Kittens could be the model for understanding infectious, sometimes deadly, diarrheal disease in both animals and children, according to new research from North Carolina State University.
Diarrheagenic Escherichia coli (DEC) bacteria cause lethal diarrheal disease in children worldwide, killing up to 120,000 children under the age of five annually. Atypical enteropathic Escherichia coli (aEPEC) are a form of DEC increasingly associated with diarrheal disease in humans and in kittens.
“We were looking for causes of infectious diarrhea in kittens, which has a high mortality rate, and came across this pathogen,” says Jody Gookin, FluoroScience Distinguished Professor in Veterinary Scholars Research Education at NC State and corresponding author of the research.
“The interesting thing about aEPEC is that you can find it in both healthy and sick individuals. Having it in your intestinal tract doesn’t mean you’re sick, but those that are sick have a higher burden, or amount of the bacteria, in their bodies.”
Gookin and Victoria Watson, a former Ph.D. student at NC State and lead author of the study, performed a genomic analysis of aEPEC isolates from both healthy kittens who were colonized by the bacteria and kittens with lethal infections to try and determine why aEPEC causes illness in some kittens but remains dormant in others.
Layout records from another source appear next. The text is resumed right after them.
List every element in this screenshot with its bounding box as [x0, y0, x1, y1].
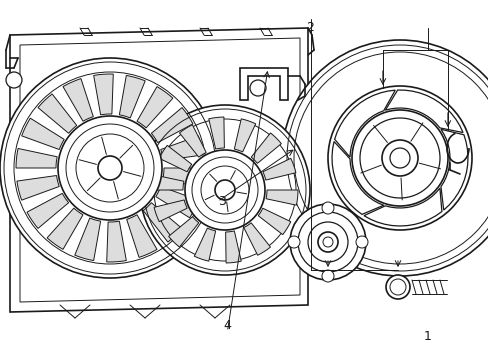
Polygon shape: [154, 200, 187, 222]
Polygon shape: [17, 176, 59, 200]
Polygon shape: [225, 231, 241, 263]
Polygon shape: [143, 203, 182, 242]
Polygon shape: [159, 145, 191, 172]
Circle shape: [327, 86, 471, 230]
Polygon shape: [161, 136, 203, 161]
Text: 2: 2: [306, 21, 314, 33]
Polygon shape: [163, 168, 203, 188]
Polygon shape: [10, 28, 307, 312]
Polygon shape: [94, 74, 113, 115]
Polygon shape: [208, 117, 224, 149]
Circle shape: [215, 180, 235, 200]
Circle shape: [287, 236, 299, 248]
Polygon shape: [21, 118, 64, 149]
Polygon shape: [126, 215, 157, 257]
Polygon shape: [240, 68, 287, 100]
Circle shape: [321, 202, 333, 214]
Polygon shape: [151, 108, 193, 143]
Circle shape: [351, 110, 447, 206]
Polygon shape: [47, 208, 83, 249]
Polygon shape: [119, 76, 145, 118]
Circle shape: [385, 275, 409, 299]
Text: 1: 1: [423, 330, 431, 343]
Polygon shape: [137, 87, 173, 128]
Polygon shape: [179, 125, 206, 157]
Polygon shape: [152, 175, 183, 190]
Text: 4: 4: [223, 319, 231, 332]
Circle shape: [140, 105, 309, 275]
Polygon shape: [263, 158, 295, 180]
Polygon shape: [258, 208, 290, 235]
Text: 3: 3: [218, 195, 226, 208]
Polygon shape: [63, 78, 93, 121]
Polygon shape: [265, 190, 297, 205]
Polygon shape: [385, 90, 462, 132]
Circle shape: [184, 150, 264, 230]
Polygon shape: [363, 188, 441, 226]
Circle shape: [289, 204, 365, 280]
Polygon shape: [168, 217, 199, 247]
Polygon shape: [234, 119, 255, 152]
Circle shape: [98, 156, 122, 180]
Polygon shape: [440, 129, 467, 210]
Circle shape: [381, 140, 417, 176]
Polygon shape: [106, 221, 126, 262]
Circle shape: [321, 270, 333, 282]
Circle shape: [317, 232, 337, 252]
Circle shape: [355, 236, 367, 248]
Circle shape: [0, 58, 220, 278]
Polygon shape: [251, 133, 281, 163]
Circle shape: [6, 72, 22, 88]
Polygon shape: [16, 148, 57, 168]
Polygon shape: [156, 186, 198, 218]
Polygon shape: [244, 223, 270, 255]
Circle shape: [282, 40, 488, 276]
Circle shape: [58, 116, 162, 220]
Polygon shape: [75, 218, 101, 261]
Polygon shape: [334, 90, 394, 157]
Polygon shape: [331, 141, 383, 214]
Polygon shape: [27, 193, 68, 229]
Polygon shape: [38, 94, 77, 133]
Polygon shape: [194, 228, 215, 261]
With collaborators at the University of Maryland, Gookin and Watson then compared the genomic data from both groups of kittens to human aEPEC isolates. However, there were no specific genetic markers that allowed the researchers to distinguish between the groups of isolates.
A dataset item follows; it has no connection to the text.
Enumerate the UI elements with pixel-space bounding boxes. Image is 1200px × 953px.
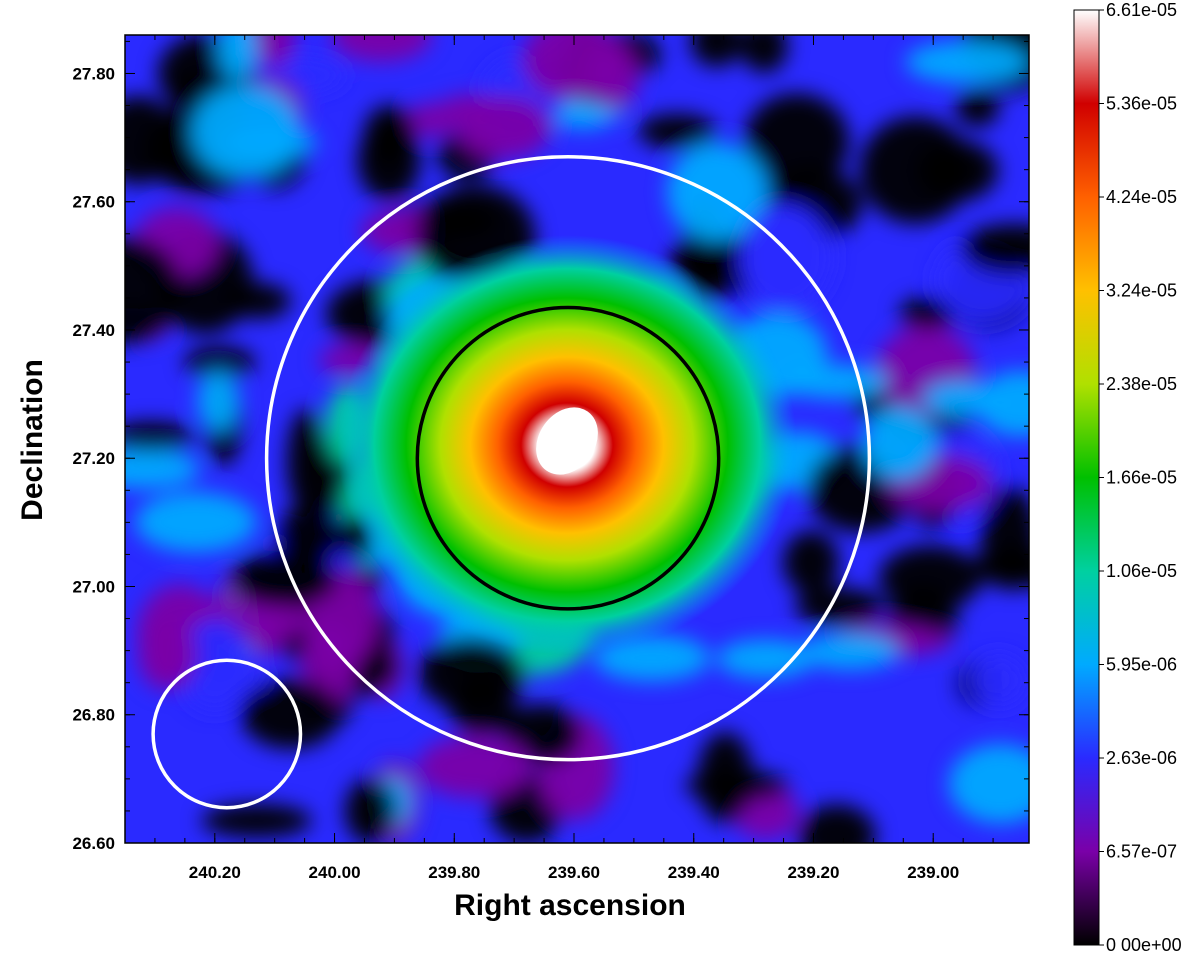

“The aEPEC isolated from humans is the same as that found in healthy and sick kittens,” Gookin says. “There weren’t any unique genetic markers that could explain why one group of bacteria causes disease while the other one doesn’t. The only thing we found were behavioral differences between the isolate groups.
“The pathogenic, or disease-causing, isolates had more motility—they were better swimmers. AEPEC bacteria cause disease by attaching to epithelial cells lining the intestine. Those cells then secrete fluids, causing diarrhea. So the better or further aEPEC bacteria could swim, the easier it would be to find cells and attach.”
The findings point to kittens as a potentially invaluable model for further exploration of aEPEC on the molecular level to inform treatment approaches for both humans and felines.